The Directive to Physicians (which was loosely called a “living will” for years) can instruct that a patient suffering from a terminal illness or an irreversible condition will not be put on artificial life support. In a sense, the Directive says “I know I will die of this condition; do not artificially extend my life.”

The Do Not Resuscitate Order (known as a DNR) instructs that if a person’s heart and respiration ceases, there should be no effort to resuscitate using CPR techniques. The essence of a DNR is the idea that “When I have died, do not try to bring me back.”

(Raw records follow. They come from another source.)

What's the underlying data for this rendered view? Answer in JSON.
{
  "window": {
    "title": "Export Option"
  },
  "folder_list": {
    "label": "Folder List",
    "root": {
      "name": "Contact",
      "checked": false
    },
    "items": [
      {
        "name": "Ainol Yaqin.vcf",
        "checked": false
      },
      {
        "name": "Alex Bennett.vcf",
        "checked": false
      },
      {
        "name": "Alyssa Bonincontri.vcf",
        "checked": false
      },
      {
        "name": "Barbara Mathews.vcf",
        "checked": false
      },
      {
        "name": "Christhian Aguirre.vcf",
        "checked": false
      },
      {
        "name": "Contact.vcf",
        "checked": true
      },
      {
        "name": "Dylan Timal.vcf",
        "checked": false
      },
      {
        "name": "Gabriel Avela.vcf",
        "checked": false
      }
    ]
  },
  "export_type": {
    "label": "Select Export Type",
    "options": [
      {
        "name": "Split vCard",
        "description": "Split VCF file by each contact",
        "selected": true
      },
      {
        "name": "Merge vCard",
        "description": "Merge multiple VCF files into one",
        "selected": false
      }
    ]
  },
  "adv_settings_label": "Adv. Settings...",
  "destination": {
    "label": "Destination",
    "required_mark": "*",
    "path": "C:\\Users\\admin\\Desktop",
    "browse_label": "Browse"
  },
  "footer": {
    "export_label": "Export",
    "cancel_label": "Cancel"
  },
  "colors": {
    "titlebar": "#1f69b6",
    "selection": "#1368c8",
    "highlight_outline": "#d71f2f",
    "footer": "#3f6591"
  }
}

In fact, CPR can do far more harm than good for nursing home residents. In a study of the results of doing CPR on nursing home residents, fully 89% still died within 24 hours, and another 9% died within 5 days. Only 2% lived longer, and they remained in poor health in their nursing homes. Financially, Medicare spends nearly 29% of all its resources on patients in the last year of their lives.

We all have the right to decide what medical care to accept or to reject. The law presumes we accept CPR unless the patient rejects it using a DNR. A properly trained Elder Law attorney can help the patient make decisions, can help the family understand them, and can make those choices binding with proper legal documentation.